里正三『琉球独立への視座――歴史を直視し未来を展望する』(榕樹書林)
はじめに
1 世界経済の仕組み
2 成長路線の限界
3 日本型システムの問題点
4 民主主義と社会参加
5 「日本復帰」への考察
6 中国脅威論
7 戦争を考える
8 目指すべき琉球社会
9 新生琉球の経済政策
10 正義は我が方にあり
20104月に国連人種差別撤廃委員会は、「沖縄における軍事基地の不均衡な集中は、住民の経済力、社会的及び文化的権利の享受に否定的な影響があるという現代的形式の差別に関する特別報告者の分析を改めて表明する(第2条及び第5条)」とし、次いで20149月には「日本が、その立場を見直し、琉球を先住民族として承認することを検討し、また彼らの権利を保護するための具体的な措置をとることを勧告する」としている。「琉球処分」という併合前には国家を形成していたという点で、アイヌ民族よりもはるかに先住民族の権利を有する琉球列島の人々に対して、軍事植民地として継続するために「先住民族の権利」を認めない日米政府は「ならず者国家」である。
琉球民族独立総合研究学会に属し、学会誌にも琉球独立論を執筆した著者による1冊である。大阪に生まれた著者の祖母と叔母が加計呂麻島出身という。1975年に沖縄に移住し、市民運動、平和運動に参加してきた。

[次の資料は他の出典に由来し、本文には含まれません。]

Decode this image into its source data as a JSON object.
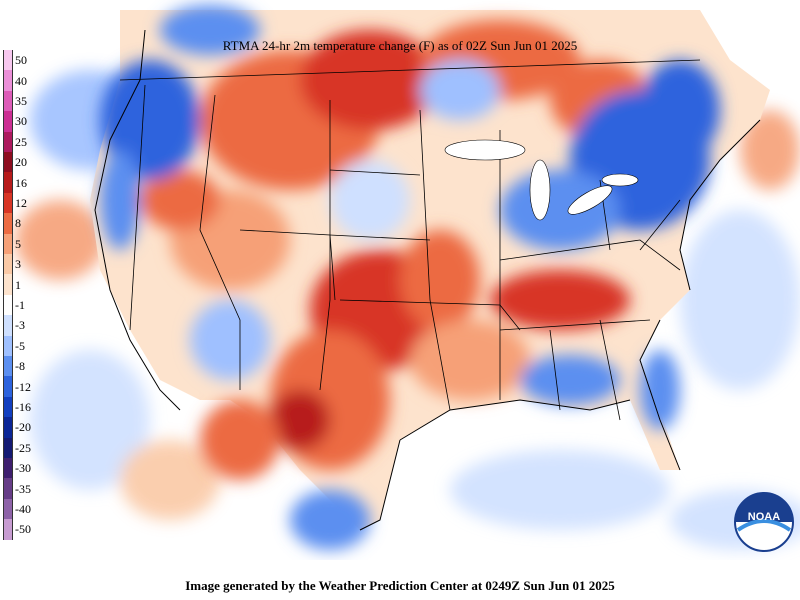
{
  "map": {
    "title": "RTMA 24-hr 2m temperature change (F) as of 02Z Sun Jun 01 2025",
    "footer": "Image generated by the Weather Prediction Center at 0249Z Sun Jun 01 2025",
    "logo_text": "NOAA"
  },
  "legend": {
    "labels": [
      "50",
      "40",
      "35",
      "30",
      "25",
      "20",
      "16",
      "12",
      "8",
      "5",
      "3",
      "1",
      "-1",
      "-3",
      "-5",
      "-8",
      "-12",
      "-16",
      "-20",
      "-25",
      "-30",
      "-35",
      "-40",
      "-50"
    ],
    "colors": [
      "#f7c8ef",
      "#eb8fd8",
      "#dd5cb8",
      "#cc2f93",
      "#ad1a5e",
      "#8e0e20",
      "#b71b1b",
      "#d83525",
      "#ec6b43",
      "#f6a077",
      "#fac9a6",
      "#fde3cd",
      "#ffffff",
      "#cfe0ff",
      "#9fc0ff",
      "#5c8ff0",
      "#2d63dd",
      "#123fbf",
      "#0b2696",
      "#141a73",
      "#3e1f6e",
      "#663d87",
      "#8e63a8",
      "#c79cd1"
    ]
  },
  "colors": {
    "warm_strong": "#d83525",
    "warm_mid": "#ec6b43",
    "warm_light": "#f6a077",
    "cool_light": "#cfe0ff",
    "cool_mid": "#5c8ff0",
    "cool_strong": "#2d63dd",
    "neutral": "#ffffff"
  }
}
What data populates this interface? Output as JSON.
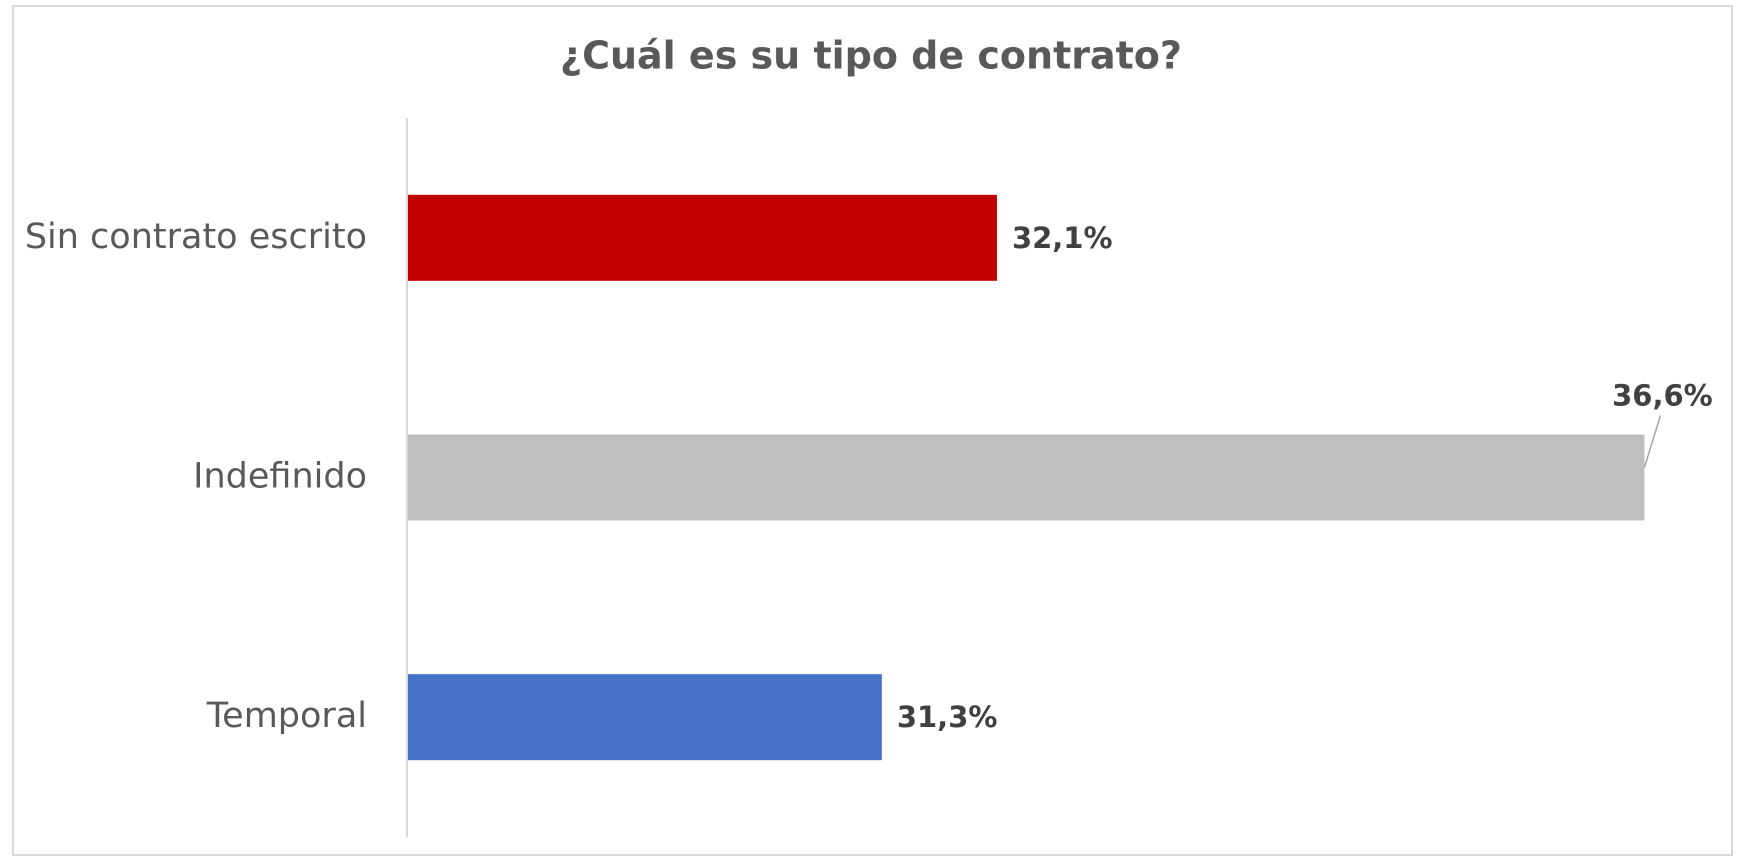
{
  "chart_data": {
    "type": "bar",
    "orientation": "horizontal",
    "title": "¿Cuál es su tipo de contrato?",
    "categories": [
      "Sin contrato escrito",
      "Indefinido",
      "Temporal"
    ],
    "values": [
      32.1,
      36.6,
      31.3
    ],
    "value_labels": [
      "32,1%",
      "36,6%",
      "31,3%"
    ],
    "colors": [
      "#c00000",
      "#bfbfbf",
      "#4472c4"
    ],
    "xlim": [
      28,
      37
    ]
  }
}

琉球王国に対する「琉球処分」の歴史や、現在に至る構造的沖縄差別を前に、うちなんちゅの自己決定権を実現するために、日米による軍事植民地からの脱却を目指す。そのための指針は国際人権法であり、人種差別撤廃条約であり、先住民族権利宣言である。それゆえ、目指すべき琉球社会は徹底した民主社会であり、「非武の邦」である。著者は琉球独立論の背景としての世界経済認識や日本型システムの問題性も詳しく論じている。松島泰勝による琉球独立論の提唱と併せて読むべき1冊だ。
奥付に記載された出版社の住所は「琉球共和国宜野湾市宜野湾」である(郵便番号とEメールアドレスは日本国のものを使っている)。